O SR. LUIZ ALBERTO DE OLIVEIRA - E é esse clima que não queremos no Estado do Paraná, eminente Senador.

O Sr. Romero Jucá - Por isso, entendo que o ex-Governador Leonel Brizola jamais poderia se arvorar de autoridade na área de segurança para dar conselhos ao povo ordeiro do Paraná. Gostaria de expor esse meu repúdio, apoiando as palavras de V. Exª. Espero que o Governador Jaime Lerner demonstre que tem posições próprias. Comenta-se muito, no PDT, que o ex-Governador Leonel Brizola manda e os outros obedecem. Acredito que essa seja uma grande oportunidade para o Governador Jaime Lerner demonstrar que tem autonomia e posições próprias, e que S. Exª é quem governa o Estado do Paraná e não, felizmente, o ex-Governador Leonel Brizola. Meus parabéns.

O SR. LUIZ ALBERTO DE OLIVEIRA - Não há dúvida. O Governador do Estado do Paraná é um governador eleito pelos paranaenses e, seguramente, não será um "pau mandado" do caudilho Leonel Brizola.

Mas gostaria até de, agradecendo o aparte enriquecedor de V. Exª, nobre Senador Romero Jucá, que honra o meu modesto pronunciamento, dizer que, no Paraná, no passado, também tivemos outros incidentes.

Lamentavelmente, em 1991/1992, houve um conflito na região oeste do Estado, perto da cidade de Cascavel, onde a polícia teve um entrevero com os sem-terra.

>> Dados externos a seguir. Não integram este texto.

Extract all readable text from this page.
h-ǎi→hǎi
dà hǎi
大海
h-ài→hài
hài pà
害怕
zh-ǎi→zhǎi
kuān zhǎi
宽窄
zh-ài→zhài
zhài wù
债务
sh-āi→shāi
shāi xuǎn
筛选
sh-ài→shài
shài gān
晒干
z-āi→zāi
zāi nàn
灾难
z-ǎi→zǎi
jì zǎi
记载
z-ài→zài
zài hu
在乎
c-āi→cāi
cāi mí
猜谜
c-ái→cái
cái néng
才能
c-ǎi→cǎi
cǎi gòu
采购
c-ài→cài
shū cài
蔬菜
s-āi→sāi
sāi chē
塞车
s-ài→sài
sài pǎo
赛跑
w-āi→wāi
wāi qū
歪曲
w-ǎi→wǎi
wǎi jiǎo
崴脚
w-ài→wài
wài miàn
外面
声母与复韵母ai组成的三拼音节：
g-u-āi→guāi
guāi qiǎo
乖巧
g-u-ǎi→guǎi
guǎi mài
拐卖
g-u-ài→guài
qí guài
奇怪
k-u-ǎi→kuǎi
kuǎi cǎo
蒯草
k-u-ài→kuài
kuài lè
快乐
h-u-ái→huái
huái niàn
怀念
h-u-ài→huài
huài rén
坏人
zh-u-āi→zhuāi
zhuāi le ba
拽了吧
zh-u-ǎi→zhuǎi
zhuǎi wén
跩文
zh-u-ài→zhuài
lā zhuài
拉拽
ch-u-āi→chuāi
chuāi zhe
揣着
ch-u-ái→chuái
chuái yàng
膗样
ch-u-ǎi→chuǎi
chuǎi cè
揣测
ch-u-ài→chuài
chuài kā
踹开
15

E, naquela ocasião, dois policiais foram assassinados pelos líderes dos sem-terra. Em reprimenda a esse fato, a polícia militar foi atrás do líder dos sem-terra, um senhor chamado de Teixeirinha e o metralhou, em uma choupana, com mais de 35 tiros de fuzil, arma exclusiva das Forças Armadas. Isso ocorreu no Governo do nosso colega Senador Roberto Requião, por sua ordem.

Por que, naquela ocasião, o Governador Leonel Brizola não solicitou ao Governador Roberto Requião que exonerasse o seu secretário de segurança? Por que S. Exª, o ex-Governador do Rio de Janeiro, Leonel Brizola, não exonerou o seu próprio secretário de segurança na chacina da Candelária, que envergonhou a Nação brasileira? Por que só agora, depois de derrotado pelas urnas, caminhando para o ostracismo político definitivo, é que o ex-Governador Brizola pretende, dessa forma, incendiar o campo e trazer a intranqüilidade à Nação brasileira, num momento em que todos nós - disse-o bem o Senador Romero Jucá - queremos resolver o angustiante problema dos homens sem-terra neste País? Nós também queremos fazer com que a agricultura tenha um novo zoneamento, tenha um novo planejamento, tenha melhores condições de fazer com que o setor primário da economia do País, tão importante para esta Nação de dimensão continental, seja bem atendido.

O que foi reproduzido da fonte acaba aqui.